The good news is that the toilet cap had remained upright and floating while more waste flowed in ( the nearby toilet was actively being used 😷). Lowering my tree limb down carefully I was able to dip the attached plastic bowl in sewage water beside the toilet cap in such a way that the cap spilled into the bowl. Perfect ! Now I had to tip it so that the liquid waste spilled out thus ensuring the overladen bowl would not break away from the branch. Very slowly I managed to do it without losing the toilet cap in the process – in just a few minutes I had the toilet cap recovered, and a feeling of such absolute delight I simple cannot explain here.
Toilet cap then throughly cleaned ( soaked, bleached, and washed repeatedly ! ), recovery items trashed and myself showered off, we had a functional toilet again.
While that’s an example of a bad day ( or at least bad situation ) on the road, it was great to have a happy ending 😊.



When things like that happen I always say-if I’d been challenged to do it for million dollars id never be able to do it. Glad you got it back.
Yes, we too ! Hope Mexico is treating you well 😊. Hi to Charlie.
Instead of asking “why is this happening to me?”, ask “why is this happening for me?”. Lol
On it, hope it helps lol !!!!
So glad you made it to Cappadocia! A magical and beautiful place!
Yes, agreed. We loved it, the balloons at sunrise was special. See you in December, we are ducking home for Xmas !
Hi Lois and Jeff,
Always fun to read your latest “ scoop”.
I must admit I feel like a “hero on socks “ which comes from the Dutch ( held op sokken).
Sitting here with my morning coffee in my house coat impressed with your adventurous stories.

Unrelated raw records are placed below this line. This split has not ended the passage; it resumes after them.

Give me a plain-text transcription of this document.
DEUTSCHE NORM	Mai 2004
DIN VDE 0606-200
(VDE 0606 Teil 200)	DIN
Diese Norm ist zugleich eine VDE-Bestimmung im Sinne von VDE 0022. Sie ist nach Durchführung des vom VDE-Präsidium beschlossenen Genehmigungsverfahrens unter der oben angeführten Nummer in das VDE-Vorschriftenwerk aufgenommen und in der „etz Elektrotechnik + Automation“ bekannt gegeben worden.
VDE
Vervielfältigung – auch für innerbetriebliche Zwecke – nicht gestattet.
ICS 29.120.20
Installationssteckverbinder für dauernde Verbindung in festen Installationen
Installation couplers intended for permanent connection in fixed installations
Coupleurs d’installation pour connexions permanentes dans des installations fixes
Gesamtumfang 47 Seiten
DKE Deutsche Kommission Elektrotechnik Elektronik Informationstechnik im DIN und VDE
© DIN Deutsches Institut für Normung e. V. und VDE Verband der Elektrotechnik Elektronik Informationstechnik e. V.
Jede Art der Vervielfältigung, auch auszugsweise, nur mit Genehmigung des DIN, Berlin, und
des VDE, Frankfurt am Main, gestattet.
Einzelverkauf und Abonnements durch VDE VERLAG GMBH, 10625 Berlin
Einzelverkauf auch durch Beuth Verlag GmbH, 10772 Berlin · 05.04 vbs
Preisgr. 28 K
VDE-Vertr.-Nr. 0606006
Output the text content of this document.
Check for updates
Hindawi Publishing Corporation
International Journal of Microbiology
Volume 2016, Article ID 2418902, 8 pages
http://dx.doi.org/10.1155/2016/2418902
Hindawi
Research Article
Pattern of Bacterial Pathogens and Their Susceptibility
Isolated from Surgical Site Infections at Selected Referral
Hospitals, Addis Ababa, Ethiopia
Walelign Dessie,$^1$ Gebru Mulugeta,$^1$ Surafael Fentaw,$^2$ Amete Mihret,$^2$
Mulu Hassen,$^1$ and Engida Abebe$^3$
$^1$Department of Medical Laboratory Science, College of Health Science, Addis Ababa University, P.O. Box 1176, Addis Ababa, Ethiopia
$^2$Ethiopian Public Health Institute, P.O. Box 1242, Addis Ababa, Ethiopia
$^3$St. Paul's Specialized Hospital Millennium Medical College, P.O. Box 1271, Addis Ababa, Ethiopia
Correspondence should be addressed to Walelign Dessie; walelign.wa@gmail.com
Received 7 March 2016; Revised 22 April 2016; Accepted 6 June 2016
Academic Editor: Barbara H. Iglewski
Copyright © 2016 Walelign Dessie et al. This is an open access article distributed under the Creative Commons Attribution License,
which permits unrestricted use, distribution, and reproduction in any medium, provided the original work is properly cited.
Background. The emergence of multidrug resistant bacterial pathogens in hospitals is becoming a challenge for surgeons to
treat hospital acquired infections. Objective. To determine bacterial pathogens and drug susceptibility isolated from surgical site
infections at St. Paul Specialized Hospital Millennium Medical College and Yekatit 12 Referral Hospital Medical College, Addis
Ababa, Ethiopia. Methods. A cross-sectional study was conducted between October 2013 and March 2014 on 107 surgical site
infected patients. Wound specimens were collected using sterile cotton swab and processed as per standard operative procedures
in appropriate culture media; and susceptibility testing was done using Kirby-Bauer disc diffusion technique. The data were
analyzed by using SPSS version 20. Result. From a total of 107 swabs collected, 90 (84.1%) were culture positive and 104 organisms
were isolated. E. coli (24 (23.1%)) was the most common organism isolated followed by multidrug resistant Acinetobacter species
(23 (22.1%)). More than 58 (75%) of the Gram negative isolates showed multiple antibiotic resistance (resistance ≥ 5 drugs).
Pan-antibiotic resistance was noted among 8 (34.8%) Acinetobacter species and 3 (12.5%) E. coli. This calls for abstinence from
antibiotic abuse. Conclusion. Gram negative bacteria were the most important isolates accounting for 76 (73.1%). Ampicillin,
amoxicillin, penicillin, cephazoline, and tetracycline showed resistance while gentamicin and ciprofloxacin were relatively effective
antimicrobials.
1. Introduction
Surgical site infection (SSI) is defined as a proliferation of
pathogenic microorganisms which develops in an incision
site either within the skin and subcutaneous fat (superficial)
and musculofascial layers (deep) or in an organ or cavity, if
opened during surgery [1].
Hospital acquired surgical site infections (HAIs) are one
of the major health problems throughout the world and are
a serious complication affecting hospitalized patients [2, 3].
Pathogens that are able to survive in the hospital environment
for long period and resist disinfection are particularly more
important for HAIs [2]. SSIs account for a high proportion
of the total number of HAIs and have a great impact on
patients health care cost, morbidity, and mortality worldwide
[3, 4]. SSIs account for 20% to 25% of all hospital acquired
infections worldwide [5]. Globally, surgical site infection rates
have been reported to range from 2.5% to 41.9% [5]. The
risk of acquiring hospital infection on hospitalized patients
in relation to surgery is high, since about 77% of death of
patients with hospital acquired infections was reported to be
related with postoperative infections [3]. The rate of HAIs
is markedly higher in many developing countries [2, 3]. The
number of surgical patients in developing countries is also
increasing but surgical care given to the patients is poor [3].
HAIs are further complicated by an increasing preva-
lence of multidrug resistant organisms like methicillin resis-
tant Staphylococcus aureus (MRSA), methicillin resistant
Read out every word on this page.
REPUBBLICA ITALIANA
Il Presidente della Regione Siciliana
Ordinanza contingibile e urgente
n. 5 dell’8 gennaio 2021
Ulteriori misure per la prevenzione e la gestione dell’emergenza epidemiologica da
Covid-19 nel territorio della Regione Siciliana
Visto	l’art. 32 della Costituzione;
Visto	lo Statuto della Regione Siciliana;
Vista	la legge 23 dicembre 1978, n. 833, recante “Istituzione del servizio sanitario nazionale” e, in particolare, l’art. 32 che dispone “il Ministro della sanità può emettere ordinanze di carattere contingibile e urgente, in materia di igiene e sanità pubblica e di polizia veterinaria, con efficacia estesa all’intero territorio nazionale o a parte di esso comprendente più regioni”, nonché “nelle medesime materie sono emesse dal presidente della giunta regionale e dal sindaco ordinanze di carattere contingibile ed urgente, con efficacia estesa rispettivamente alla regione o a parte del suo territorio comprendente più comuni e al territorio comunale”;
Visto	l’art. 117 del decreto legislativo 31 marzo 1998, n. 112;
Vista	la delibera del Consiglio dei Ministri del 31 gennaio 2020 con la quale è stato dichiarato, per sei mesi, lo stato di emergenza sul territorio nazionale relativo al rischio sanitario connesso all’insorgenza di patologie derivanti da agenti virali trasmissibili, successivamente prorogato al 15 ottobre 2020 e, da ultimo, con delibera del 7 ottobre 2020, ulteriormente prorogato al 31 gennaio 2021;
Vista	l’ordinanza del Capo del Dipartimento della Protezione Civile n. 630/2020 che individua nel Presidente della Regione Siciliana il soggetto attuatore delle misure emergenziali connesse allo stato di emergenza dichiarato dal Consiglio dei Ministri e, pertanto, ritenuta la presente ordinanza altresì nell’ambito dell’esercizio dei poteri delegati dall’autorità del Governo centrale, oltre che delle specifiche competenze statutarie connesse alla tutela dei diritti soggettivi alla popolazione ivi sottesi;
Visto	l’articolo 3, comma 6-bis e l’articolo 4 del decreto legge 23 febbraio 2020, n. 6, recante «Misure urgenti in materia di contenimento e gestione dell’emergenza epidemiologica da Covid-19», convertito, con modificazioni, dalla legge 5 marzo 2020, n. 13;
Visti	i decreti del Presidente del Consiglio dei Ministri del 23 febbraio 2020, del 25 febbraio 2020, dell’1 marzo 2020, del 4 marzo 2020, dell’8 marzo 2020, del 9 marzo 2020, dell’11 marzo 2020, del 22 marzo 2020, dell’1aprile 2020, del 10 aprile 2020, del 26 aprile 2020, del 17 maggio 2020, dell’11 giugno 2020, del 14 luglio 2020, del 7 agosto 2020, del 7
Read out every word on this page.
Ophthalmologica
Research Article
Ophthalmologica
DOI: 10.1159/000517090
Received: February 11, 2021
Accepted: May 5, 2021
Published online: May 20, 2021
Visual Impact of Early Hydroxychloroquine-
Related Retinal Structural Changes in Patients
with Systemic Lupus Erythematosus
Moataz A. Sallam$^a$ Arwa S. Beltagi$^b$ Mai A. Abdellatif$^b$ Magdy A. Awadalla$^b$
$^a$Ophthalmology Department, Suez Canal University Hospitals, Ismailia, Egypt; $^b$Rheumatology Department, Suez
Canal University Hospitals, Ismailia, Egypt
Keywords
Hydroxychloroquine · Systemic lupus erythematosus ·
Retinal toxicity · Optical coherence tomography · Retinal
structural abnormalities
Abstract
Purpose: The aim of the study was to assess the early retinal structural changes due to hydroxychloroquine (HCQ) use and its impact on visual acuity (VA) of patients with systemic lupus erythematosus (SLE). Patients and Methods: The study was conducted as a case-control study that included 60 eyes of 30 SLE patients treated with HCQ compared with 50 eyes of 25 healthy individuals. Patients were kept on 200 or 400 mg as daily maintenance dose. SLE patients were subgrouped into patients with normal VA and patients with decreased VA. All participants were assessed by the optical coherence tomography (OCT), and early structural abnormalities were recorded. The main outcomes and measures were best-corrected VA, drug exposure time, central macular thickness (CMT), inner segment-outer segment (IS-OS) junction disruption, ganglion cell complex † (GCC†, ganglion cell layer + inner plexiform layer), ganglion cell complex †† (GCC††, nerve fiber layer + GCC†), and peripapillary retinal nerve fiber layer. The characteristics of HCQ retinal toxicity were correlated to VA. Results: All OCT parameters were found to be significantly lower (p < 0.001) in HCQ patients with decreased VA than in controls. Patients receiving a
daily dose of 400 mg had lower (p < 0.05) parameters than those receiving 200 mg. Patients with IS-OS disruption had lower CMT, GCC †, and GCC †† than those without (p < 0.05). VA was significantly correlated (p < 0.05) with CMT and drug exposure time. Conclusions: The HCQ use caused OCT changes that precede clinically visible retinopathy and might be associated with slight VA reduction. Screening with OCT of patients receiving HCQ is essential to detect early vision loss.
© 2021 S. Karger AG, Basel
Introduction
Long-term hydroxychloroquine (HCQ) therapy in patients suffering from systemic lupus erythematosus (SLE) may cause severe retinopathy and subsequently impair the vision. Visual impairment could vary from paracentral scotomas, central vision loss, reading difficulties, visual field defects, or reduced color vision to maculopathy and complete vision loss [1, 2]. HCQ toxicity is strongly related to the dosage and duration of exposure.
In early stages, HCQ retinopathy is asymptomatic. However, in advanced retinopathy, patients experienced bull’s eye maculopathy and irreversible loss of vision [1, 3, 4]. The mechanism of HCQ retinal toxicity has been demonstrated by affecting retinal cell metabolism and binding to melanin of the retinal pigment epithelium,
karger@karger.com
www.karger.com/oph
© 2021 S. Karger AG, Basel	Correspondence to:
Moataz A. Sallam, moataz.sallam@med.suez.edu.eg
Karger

I needed to look up the origin of hero on socks being a hero who takes off his clogs so that he can run away faster from danger.
Cheers,
Hans
Hello Hans !
I like the saying, it gets the idea across clearly enough 😉. Planning a little home break at Christmas, hope we can catch up!
The toilet cap fiasco had us laughing. Your big brother always removes his glasses & phone too, just in case. Turkey looks fabulous. Are you shipping back home, or to another country?
Yes, I thought with all your experiences you’d probably relate ! Good tip re glasses and phone- noted !
We were trying to ship in to the Middle East but too expensive from Turkey. We’ll store it in Greece over Xmas ( we head home ) and come back in January and try our options from there.